A.A.: Yes, exactly. On the other hand [...] the more arguments, the better. I really believe that. I want people to develop views that are not mine. And of course they will, because mine is actually a very particular view of conceptualism. I mean some people say I dealt with the Fab Four, I dealt with the one group of conceptual artists that became to be known as the conceptual artists because they [...] kind of monopolized the term »conceptual art«. I actually tried to show how they did monopolize that term and how it was not by accident that they came to be the representatives of conceptual art. And the people I mean are the people around Siegelaub: Kosuth, Weiner, Douglas Huebler and Robert Barry in particular. [...] and how other discourses of conceptualism such as that proposed by Sol Lewitt who published a very important manifesto in 1967, get kind of pushed aside. [...] Joseph Kosuth's essays are crucial here because he's the one that actually already in 1969 says, there are real conceptual artists and then there are post-minimal artists and then there are those other ones.

S.R.: This was also a strategy of exclusion. In his very famous essay »Art After Philosophy« he said that these artists are not involved in conceptual art, they are narrative or whatever.

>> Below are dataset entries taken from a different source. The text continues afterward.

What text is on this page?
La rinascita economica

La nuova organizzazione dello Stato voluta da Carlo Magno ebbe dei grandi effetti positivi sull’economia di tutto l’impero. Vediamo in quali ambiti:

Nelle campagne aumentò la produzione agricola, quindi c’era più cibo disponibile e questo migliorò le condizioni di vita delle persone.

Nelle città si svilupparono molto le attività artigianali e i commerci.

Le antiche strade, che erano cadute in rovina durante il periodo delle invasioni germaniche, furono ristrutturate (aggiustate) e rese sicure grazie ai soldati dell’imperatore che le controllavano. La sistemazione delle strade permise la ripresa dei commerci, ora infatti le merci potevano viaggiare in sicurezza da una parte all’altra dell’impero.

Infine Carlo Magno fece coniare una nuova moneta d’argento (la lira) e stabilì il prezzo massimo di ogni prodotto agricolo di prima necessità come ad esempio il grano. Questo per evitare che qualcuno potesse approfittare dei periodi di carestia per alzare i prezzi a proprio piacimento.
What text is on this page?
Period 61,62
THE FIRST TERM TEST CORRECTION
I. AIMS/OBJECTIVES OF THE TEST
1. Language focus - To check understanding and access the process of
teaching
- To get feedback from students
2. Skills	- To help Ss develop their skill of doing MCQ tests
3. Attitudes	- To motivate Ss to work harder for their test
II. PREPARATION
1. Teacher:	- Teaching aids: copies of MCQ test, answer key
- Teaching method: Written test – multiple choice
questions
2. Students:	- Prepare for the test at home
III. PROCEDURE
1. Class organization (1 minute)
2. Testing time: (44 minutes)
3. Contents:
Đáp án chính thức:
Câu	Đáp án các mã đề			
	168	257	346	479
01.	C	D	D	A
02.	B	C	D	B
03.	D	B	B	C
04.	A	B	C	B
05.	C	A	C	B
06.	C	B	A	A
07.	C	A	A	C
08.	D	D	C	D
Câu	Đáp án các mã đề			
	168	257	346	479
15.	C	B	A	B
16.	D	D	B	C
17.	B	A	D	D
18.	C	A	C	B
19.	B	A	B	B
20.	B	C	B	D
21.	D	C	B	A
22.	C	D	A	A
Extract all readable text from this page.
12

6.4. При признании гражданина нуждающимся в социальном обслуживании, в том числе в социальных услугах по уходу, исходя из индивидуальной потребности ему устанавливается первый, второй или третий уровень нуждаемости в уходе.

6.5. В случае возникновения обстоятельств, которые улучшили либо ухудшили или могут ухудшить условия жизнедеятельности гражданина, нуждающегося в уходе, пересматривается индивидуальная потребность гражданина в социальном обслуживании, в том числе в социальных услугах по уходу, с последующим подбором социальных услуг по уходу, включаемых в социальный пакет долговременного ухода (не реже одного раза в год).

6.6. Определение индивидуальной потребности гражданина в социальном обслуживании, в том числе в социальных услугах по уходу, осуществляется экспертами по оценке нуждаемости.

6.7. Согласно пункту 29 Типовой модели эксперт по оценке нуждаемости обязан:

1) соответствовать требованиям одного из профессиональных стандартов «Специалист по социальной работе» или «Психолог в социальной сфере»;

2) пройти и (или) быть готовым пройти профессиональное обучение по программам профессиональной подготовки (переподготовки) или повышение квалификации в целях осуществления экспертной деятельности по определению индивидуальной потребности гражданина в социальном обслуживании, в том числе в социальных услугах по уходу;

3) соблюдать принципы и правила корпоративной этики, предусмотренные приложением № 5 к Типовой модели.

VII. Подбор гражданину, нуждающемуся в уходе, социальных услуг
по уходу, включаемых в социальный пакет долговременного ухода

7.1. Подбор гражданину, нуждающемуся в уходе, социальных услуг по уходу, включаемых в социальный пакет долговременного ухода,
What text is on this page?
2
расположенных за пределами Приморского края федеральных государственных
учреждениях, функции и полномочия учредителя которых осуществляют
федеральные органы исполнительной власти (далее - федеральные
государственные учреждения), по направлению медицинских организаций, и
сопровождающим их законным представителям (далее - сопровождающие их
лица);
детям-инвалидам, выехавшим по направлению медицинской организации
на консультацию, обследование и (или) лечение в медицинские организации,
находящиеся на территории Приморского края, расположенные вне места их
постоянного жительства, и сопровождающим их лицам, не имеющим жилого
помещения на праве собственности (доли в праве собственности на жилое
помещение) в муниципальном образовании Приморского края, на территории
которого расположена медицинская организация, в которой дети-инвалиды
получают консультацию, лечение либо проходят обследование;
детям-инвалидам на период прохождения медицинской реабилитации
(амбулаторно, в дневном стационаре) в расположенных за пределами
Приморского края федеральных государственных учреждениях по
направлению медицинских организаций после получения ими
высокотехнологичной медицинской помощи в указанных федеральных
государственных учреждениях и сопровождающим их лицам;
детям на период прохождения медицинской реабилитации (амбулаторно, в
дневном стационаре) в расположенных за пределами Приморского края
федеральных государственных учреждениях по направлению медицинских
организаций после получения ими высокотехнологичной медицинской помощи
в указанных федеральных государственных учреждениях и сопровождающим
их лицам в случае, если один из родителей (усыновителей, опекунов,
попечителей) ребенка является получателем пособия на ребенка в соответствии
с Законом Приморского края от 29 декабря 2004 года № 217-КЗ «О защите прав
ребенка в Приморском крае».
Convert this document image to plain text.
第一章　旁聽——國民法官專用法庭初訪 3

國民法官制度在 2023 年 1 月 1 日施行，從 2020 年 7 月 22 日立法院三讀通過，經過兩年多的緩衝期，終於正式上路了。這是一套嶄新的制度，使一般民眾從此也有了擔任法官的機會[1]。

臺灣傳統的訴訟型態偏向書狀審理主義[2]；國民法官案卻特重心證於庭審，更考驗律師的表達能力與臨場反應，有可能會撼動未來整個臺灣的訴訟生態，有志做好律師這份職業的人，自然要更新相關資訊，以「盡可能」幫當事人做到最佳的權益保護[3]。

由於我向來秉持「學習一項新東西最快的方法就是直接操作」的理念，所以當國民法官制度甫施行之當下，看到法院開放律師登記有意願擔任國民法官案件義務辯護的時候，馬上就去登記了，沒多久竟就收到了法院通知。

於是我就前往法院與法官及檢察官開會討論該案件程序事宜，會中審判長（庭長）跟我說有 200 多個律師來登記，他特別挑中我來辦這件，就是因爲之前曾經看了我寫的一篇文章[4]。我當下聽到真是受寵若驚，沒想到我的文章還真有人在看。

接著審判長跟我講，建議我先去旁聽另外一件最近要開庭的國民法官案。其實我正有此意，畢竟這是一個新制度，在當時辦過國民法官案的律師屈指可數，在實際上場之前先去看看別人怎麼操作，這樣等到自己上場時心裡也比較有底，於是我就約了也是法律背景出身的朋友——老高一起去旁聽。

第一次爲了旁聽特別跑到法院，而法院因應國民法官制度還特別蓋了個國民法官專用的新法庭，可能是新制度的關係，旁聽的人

A.A.: [...] I think that a lot of people were extremely upset by that kind of argument. That essay is highly polemical, the "Art After Philosophy", it's a three-part essay. And I think he has never really recovered from that in terms of his friendships because a lot of people were very upset. On the other hand, he was 23 years old at the time, and if you read that essay, for a 23 year-old guy writing it, as much as I don't get along with Joseph Kosuth which I don't, [...] I mean there is a history there, you have to at least say, if I had a student at 23, that was writing like that, it might be very polemical and highly ideologically problematic, but you still have to say, well, good, there is a potential here. That he did not follow up on that potential is another issue [...] that we don't want to get into here.